Die Fortschritte bei der Bekämpfung der Neugeborenensterblichkeit präsentierten sich in der Vergangenheit viel schleppender als die entsprechenden Erfolge bei Kindern unter fünf Jahren und sind in den letzten Jahrzehnten ins Stocken geraten, obwohl bei der Mutter-Kind-Übertragung von HIV, Syphilis und Hepatitis erhebliche Rückgänge zu verzeichnen sind. Der Grund für diese Entwicklung besteht darin, dass viele dieser Todesfälle bei Neugeborenen auf behandelbare, aber eben unbehandelt gebliebene bakterielle Infektionen zurückzuführen sind. Um diesen Trend umzukehren, muss die internationale Gemeinschaft sicherstellen, dass alle Kinder – insbesondere in den afrikanischen Ländern, in denen die meisten dieser Todesfälle auftreten – Zugang zu Antibiotika haben, ähnlich wie es der EPI für Impfstoffe gelungen ist.

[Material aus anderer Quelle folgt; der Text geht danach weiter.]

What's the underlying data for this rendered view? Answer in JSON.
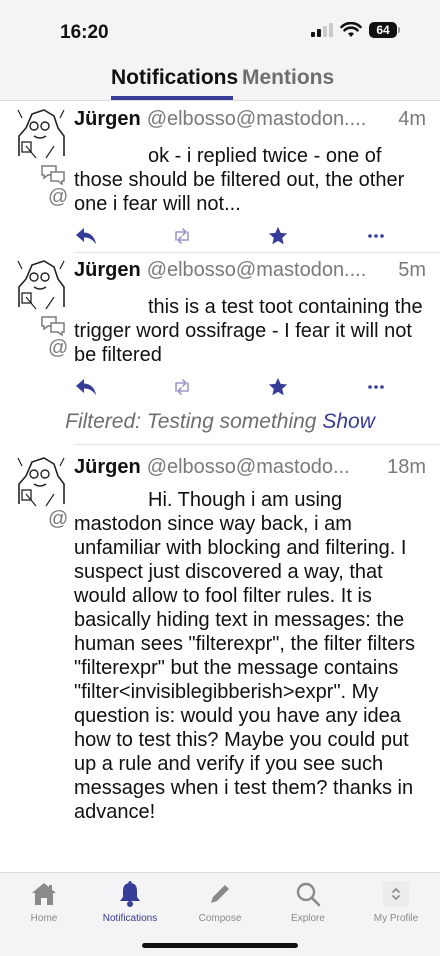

Säuglinge sind in den ersten 28 Lebenstagen besonders anfällig für Infektionen. Ich habe das selbst erlebt, als ich als junge Kinderärztin auf der Neugeborenen-Intensivstation des Chris Hani Baragwanath Hospital in Soweto arbeitete. Etliche dieser Infektionen können durch Infektionsprävention und -kontrolle, Zugang zu Wasser, sanitäre Einrichtungen und Hygiene sowie Impfungen abgewehrt werden. Bei nicht vermeidbaren Infektionen sind Antibiotika erforderlich, um weitere Komplikationen wie eine Sepsis abzuwenden, von der jährlich bis zu drei Millionen Neugeborene betroffen sind.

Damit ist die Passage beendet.